Fa ancora più impressione, in una storia di mafiosi e magistrati passati alla storia, tanto nella realtà quanto nella finzione scenica, e tutti rigorosamente maschi, l’importanza che in questi episodi assumono le donne, non solo le tre protagoniste, ma proprio il genere femminile che funge da collante sociale e comunitario di un intero mondo - e questa non è una novità - e in modo particolare quando viene costretto a prendere le redini di quel mondo, a muovere i fili e comandare, a dare efficienza a una realtà che perso il controllo delle proprie regole: strepitosa l’invasione delle donne di casa Suro al parco acquatico sotto sequestro quando, una volta che tutti gli uomini sono in carcere, devono fare in modo di farli uscire e lanciare la guerra allo Stato.
Questa seconda stagione cerca di rendere ancora più complesso il tessuto della messinscena, grazie alla capacità e alla visione dei due registi dietro alla macchina da presa, abili tanto con gli attori (memorabile per tensione il confronto tra Lo Cascio e Pandolfi nel quarto episodio) quanto nella gestione dei mezzi produttivi che permettono un notevole gusto delle situazioni e un’ampiezza di sguardo degna dei grossi calibri (la perizia metronomica con cui mostrano le gesta poliziesche o criminali, il senso cromatico dell’immagine frutto della fotografia diretta da Gian Enrico Bianchi, il perfetto uso delle canzoni, su tutte Sentimento nuevo di Franco Battiato); al tempo stesso, proprio per reggere un ritmo narrativo degno del grande pubblico devono chiedere proprio agli spettatori una forte dose di sospensione dell’incredulità, una sorta di complicità che li porti ad accettare qualche buco nella scrittura, qualche semplicismo di costruzione (per esempio, il sequestro dei beni della mafia nel quarto episodio avviene in un modo troppo facile, specie alla luce della frattura tra Leonarda e i suoi superiori) o l’uso di un MacGuffin di troppo, come un capello lasciato al momento opportuno per rivelare un segreto.

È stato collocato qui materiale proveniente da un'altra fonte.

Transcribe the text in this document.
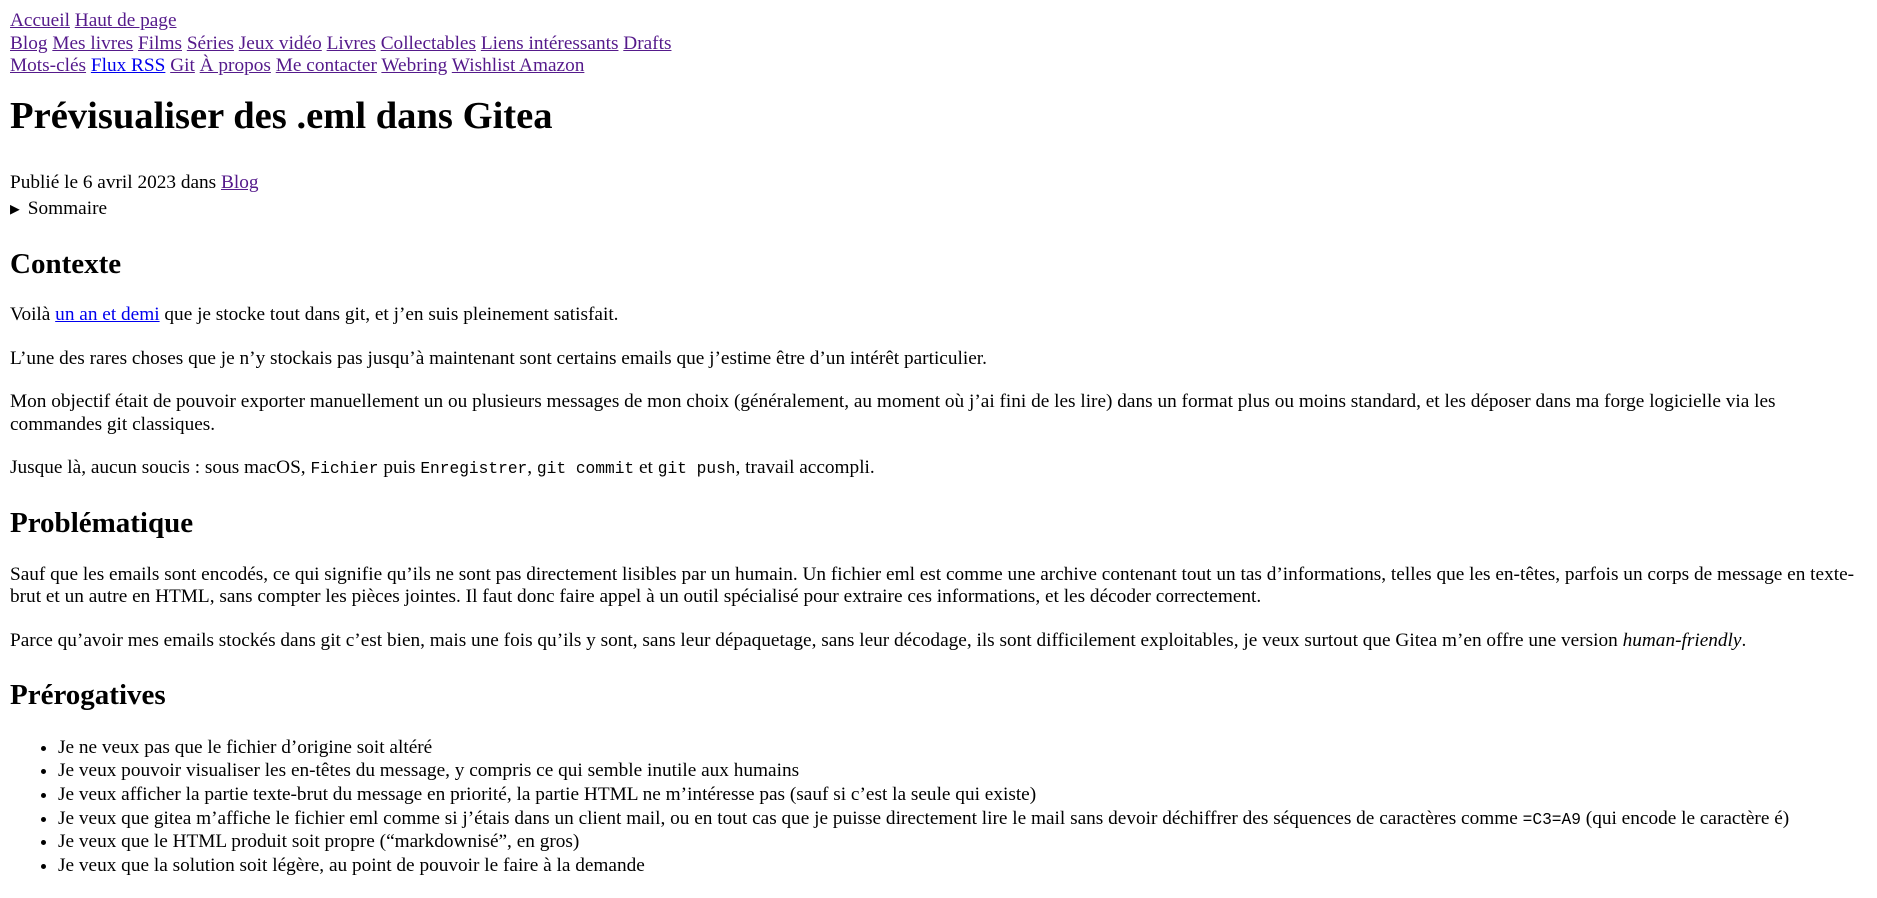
Accueil Haut de page
Blog Mes livres Films Séries Jeux vidéo Livres Collectables Liens intéressants Drafts
Mots-clés Flux RSS Git À propos Me contacter Webring Wishlist Amazon
Prévisualiser des .eml dans Gitea

Publié le 6 avril 2023 dans Blog

▶ Sommaire
Contexte

Voilà un an et demi que je stocke tout dans git, et j’en suis pleinement satisfait.

L’une des rares choses que je n’y stockais pas jusqu’à maintenant sont certains emails que j’estime être d’un intérêt particulier.

Mon objectif était de pouvoir exporter manuellement un ou plusieurs messages de mon choix (généralement, au moment où j’ai fini de les lire) dans un format plus ou moins standard, et les déposer dans ma forge logicielle via les commandes git classiques.

Jusque là, aucun soucis : sous macOS, Fichier puis Enregistrer, git commit et git push, travail accompli.

Problématique

Sauf que les emails sont encodés, ce qui signifie qu’ils ne sont pas directement lisibles par un humain. Un fichier eml est comme une archive contenant tout un tas d’informations, telles que les en-têtes, parfois un corps de message en texte-brut et un autre en HTML, sans compter les pièces jointes. Il faut donc faire appel à un outil spécialisé pour extraire ces informations, et les décoder correctement.

Parce qu’avoir mes emails stockés dans git c’est bien, mais une fois qu’ils y sont, sans leur dépaquetage, sans leur décodage, ils sont difficilement exploitables, je veux surtout que Gitea m’en offre une version human-friendly.

Prérogatives
• Je ne veux pas que le fichier d’origine soit altéré
• Je veux pouvoir visualiser les en-têtes du message, y compris ce qui semble inutile aux humains
• Je veux afficher la partie texte-brut du message en priorité, la partie HTML ne m’intéresse pas (sauf si c’est la seule qui existe)
• Je veux que gitea m’affiche le fichier eml comme si j’étais dans un client mail, ou en tout cas que je puisse directement lire le mail sans devoir déchiffrer des séquences de caractères comme =C3=A9 (qui encode le caractère é)
• Je veux que le HTML produit soit propre (“markdownisé”, en gros)
• Je veux que la solution soit légère, au point de pouvoir le faire à la demande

Sono però facilonerie che ci sentiamo di perdonare senza troppi problemi, a fronte di uno spettacolo così divertente, ricco e soddisfacente, con interpreti che stanno al gioco e si divertono tanto quanto i registi a dirigere e gli sceneggiatori a scrivere, con camei sopra le righe come quello di Aldo Baglio o nuovi personaggi che meriterebbero più spazio, e magari anche una serie spin-off, come l’agente dei servizi segreti interpretato da Stefano Accorsi in versione platinata: un lupo solitario in grado di fare impallidire anche i Wolfs di George Clooney e Brad Pitt. The Bad Guy è una delle non troppe serie italiane contemporanee che non deve scegliere tra qualità filmica e divertimento: si prende tutto. E fa bene.